[Mimedefang] COMMANDS file including invalid e-mail addresses
Sven Willenberger
sven at dmv.com
Tue May 17 00:18:27 EDT 2005
james.madill at duke.edu presumably uttered the following on 05/16/05 17:29:
> A recent bout of spam illuminated an issue that I would like to eliminate.
>
> The SMTP gateways I run MIMEDefang on both relay messages to internal hosts as well as act as local hosts for the institutional e-mail address format. An anti-spam package ahead of these SMTP gateways tags each incoming message with a 'spam score' if this score is higher than either the defaults or the recipient's personal settings, the message is quarantined, shunted to a seperate server for viewing or releasing, and eventual automatic deletion.
>
> The spammer sent out massive amounts of mail to bogus accounts @ our institutional address domain. The result was that despite sendmail indicating to the sending host that an e-mail address was invalid, that address was included as a recipient in the MIMEDefang COMMANDS file. Once there, the message was acted on as if the address was a valid one and mail would be quarantined for a non-existant user.
>
> I haven't yet been able to track down whether it is MIMEDefang including the these invalid addresses, or sendmail passing them on to the milter as if they were indeed valid.
>
> Does anyone know what I might be able to do to eliminate these invalid addresses from appearing in the COMMANDS file?
>
>
> -- James
We use sendmail access list to to allow email only for legit users
through the system.
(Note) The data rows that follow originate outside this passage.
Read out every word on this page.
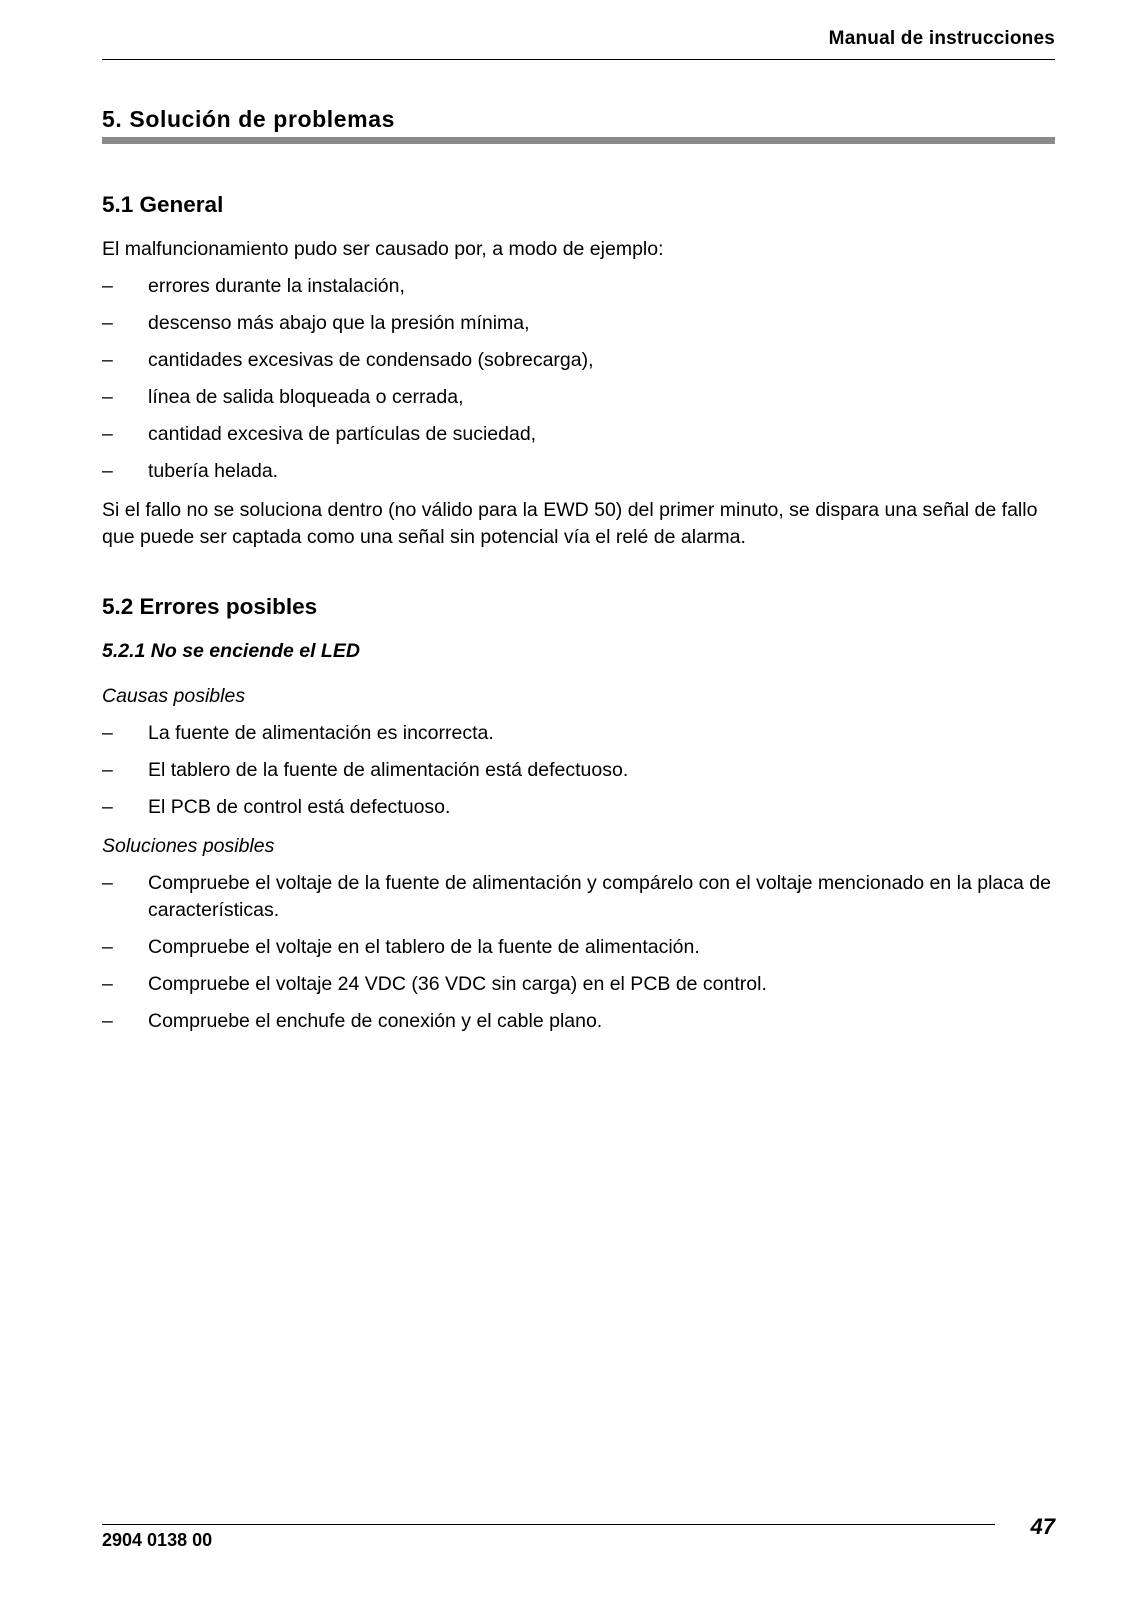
Manual de instrucciones
5. Solución de problemas
5.1 General

El malfuncionamiento pudo ser causado por, a modo de ejemplo:

– errores durante la instalación,
– descenso más abajo que la presión mínima,
– cantidades excesivas de condensado (sobrecarga),
– línea de salida bloqueada o cerrada,
– cantidad excesiva de partículas de suciedad,
– tubería helada.

Si el fallo no se soluciona dentro (no válido para la EWD 50) del primer minuto, se dispara una señal de fallo que puede ser captada como una señal sin potencial vía el relé de alarma.

5.2 Errores posibles
5.2.1 No se enciende el LED

Causas posibles

– La fuente de alimentación es incorrecta.
– El tablero de la fuente de alimentación está defectuoso.
– El PCB de control está defectuoso.

Soluciones posibles

– Compruebe el voltaje de la fuente de alimentación y compárelo con el voltaje mencionado en la placa de características.
– Compruebe el voltaje en el tablero de la fuente de alimentación.
– Compruebe el voltaje 24 VDC (36 VDC sin carga) en el PCB de control.
– Compruebe el enchufe de conexión y el cable plano.
2904 0138 00
47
Our inbound gateway relays are not the local
destinations so we store our users in a database. As users are added or
deleted a script updates our access file; the result is that any email
to a non-existent user get bounced at the gateway before having to be
parsed by anything. Sample entry:
TO:mydomain.com REJECT
TO:user1 at mydomain.com OK
TO:user2 at mydomain.com OK
and so on. Using delayed checks we even have entries for users who don't
want rbl checks enabled. I have written an mc file for sendmail that
checks the access file for:
SPAM:user2 at mydomain.com FRIEND
and if that is there, then it does RBL checks and simply marks headers
... the next series of servers in the chain then invoke mimedefang/SA to
do SURLBL and content checking. If the user is not listed as a "SPAM
FRIEND", then any email that fails RBL checks gets rejected at the
gateway again.
We find this both gives the end user the option of choosing to have RBL
blocks or not (or even which ones courtesy of some procmail scripts on
the LDA end of things) and saves a lot of wear via unnecessary
processing of emails.
This type of system dramatically reduced the load throughout our entire
email system once we had it fully implemented.